Mark Zuckerberg compró WhatsApp en 2014 por 19.000 millones de dólares en lo que fue una de las operaciones más importantes de su vida. Por un lado se encontraba cercado por la Comisión Federal de Comercio de Estados Unidos, quien lo acusaba de monopolio tras haber adquirido además Instagram en 2012. Por el otro, WhatsApp había mantenido desde su creación una política antianuncios muy severa.
Esta política antipublicitaria, sumada al cifrado de extremo a extremo, fueron dos de los componentes que hicieron a la aplicación una de las más descargadas del mundo. Pero eso está a punto de cambiar.
El pasado lunes, WhatsApp anunció que comenzará a mostrar anuncios dentro de la aplicación por primera vez. Dichos anuncios aparecerán únicamente en una sección llamada «Novedades», que es utilizada por alrededor de 1.500 millones de personas al día. WhatsApp recopilará algunos datos de los usuarios para dirigir los anuncios, como por ejemplo la ubicación y el idioma predeterminado del dispositivo, pero no accederá al contenido de los mensajes ni a las personas con las que los usuarios se comunican. La empresa añadió que no tiene planes de colocar anuncios en los chats ni en los mensajes personales. Fuentes de la compañía subrayaron que «los mensajes personales, llamadas y estados seguirán estando cifrados de extremo a extremo».
Los creadores de WhatsApp, Jan Koum y Brian Acton, dejaron la compañía hace siete años. Desde entonces, la app ha ido cambiando, hasta contravenir uno de sus postulados principales, el de no contener anuncios en la aplicación. Para algunos analistas internacionales, este cambio de política «se veía de venir desde hacía tiempo». Los cambios fueron presentados en la conferencia de la industria publicitaria Cannes Lions, donde anunciaron que introducirían, además de los anuncios, suscripciones mensuales pagadas para creadores de contenido, similar a lo que ya ofrecen Twitch (propiedad de Amazon), YouTube y X. Además, los usuarios y empresas podrán promocionar sus canales de WhatsApp por un precio que aún no ha sido desvelado.
Meta ingresó el año pasado cerca de 164.000 millones de dólares en publicidad. Se espera que esa cifra aumente considerablemente tras la inserción de anuncios. Según declaró el analista Brian Wieser al diario The New York Times, "el negocio publicitario de Meta está en su punto más fuerte hasta ahora», y cifró la participación de Meta en el negocio mundial de la publicidad en un 15%.

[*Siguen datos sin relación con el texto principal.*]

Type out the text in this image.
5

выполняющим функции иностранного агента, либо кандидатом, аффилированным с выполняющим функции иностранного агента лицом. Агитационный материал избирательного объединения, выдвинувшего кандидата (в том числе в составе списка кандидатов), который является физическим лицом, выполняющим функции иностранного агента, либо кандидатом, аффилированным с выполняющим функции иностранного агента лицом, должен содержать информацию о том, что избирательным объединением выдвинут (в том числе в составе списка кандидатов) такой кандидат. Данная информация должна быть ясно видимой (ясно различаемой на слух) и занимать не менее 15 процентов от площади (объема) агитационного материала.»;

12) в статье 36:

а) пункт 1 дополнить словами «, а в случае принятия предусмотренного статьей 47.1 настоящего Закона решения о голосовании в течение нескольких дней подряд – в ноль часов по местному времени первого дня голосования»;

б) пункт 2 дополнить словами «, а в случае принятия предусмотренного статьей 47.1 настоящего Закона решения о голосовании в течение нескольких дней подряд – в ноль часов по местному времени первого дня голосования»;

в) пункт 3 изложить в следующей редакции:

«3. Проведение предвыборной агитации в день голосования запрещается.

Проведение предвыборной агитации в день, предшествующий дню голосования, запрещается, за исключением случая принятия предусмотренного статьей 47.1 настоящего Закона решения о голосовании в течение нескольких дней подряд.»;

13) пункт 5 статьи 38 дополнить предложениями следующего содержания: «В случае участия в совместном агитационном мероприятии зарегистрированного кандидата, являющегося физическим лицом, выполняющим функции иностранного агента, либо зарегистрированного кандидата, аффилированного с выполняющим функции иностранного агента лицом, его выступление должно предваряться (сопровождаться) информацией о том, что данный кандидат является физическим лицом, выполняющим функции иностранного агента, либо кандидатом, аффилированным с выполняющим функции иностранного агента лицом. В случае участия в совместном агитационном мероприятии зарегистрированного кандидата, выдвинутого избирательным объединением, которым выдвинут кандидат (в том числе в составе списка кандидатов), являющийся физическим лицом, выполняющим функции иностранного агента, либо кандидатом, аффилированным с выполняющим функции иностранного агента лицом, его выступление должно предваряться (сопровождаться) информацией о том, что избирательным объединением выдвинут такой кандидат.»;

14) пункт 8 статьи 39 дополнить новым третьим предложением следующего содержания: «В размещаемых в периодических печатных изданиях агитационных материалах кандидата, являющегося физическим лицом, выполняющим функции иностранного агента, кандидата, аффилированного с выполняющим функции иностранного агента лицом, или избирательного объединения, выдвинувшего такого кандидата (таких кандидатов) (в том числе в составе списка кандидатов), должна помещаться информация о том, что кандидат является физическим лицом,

La reacción de los usuarios no se ha hecho esperar. Por un lado, están descontentos porque esta nueva política podría suponer un detrimento de su privacidad, ya que la app recopilará datos del usuario como pueden ser su ubicación o su idioma para ofrecerle anuncios. Por el otro, los usuarios preferían una app que no tuviera anuncios y es por eso que muchos están haciendo una migración hacia otras apps más seguras, con más privacidad y que no contienen anuncios, como por ejemplo Signal.
Al no poder recopilar de forma masiva datos sobre las preferencias de consumo de los usuarios, se espera que Meta no cobre tanto por los anuncios en WhatsApp al no estar tan dirigidos a una audiencia en concreto. Ya en 2021 Meta introdujo cambios en la política de privacidad que resultaron en una pérdida de privacidad por parte de los usuarios. Sin embargo, esta vez WhatsApp aclara que cualquier intercambio de datos con otras aplicaciones propiedad de Meta para fines publicitarios será «opcional».
Estas declaraciones llegan poco tiempo después de que el profesor Günes Acar, quien imparte clases sobre Privacidad y Rastreo Online en la Universidad Radboud de Holanda destapara un escándalo: Meta estaba recabando datos de manera masiva de usuarios que intentaban minimizar esa recogida de datos precisamente mediante VPNs y navegadores privados. La táctica empleada era la utilización de aplicaciones nativas que mediante un loop enviaban informaciones a Instagram y Facebook incluso en contra de las configuraciones del usuario. Lo más llamativo del caso fue que, tras hacerse público el descubrimiento, Meta cerró inmediatamente esos flujos de recogida ilegal de datos.
Es por esto que, por muchas declaraciones que la compañía haga en pos de la privacidad de los usuarios, mucha gente haya perdido ya la confianza en Zuckerberg y sus promesas de eterna privacidad y hayan considerado ya cambiarse completamente a apps más seguras y que protegen de forma real la privacidad de sus usuarios. Entre ellas, el nombre que más se repite es Signal.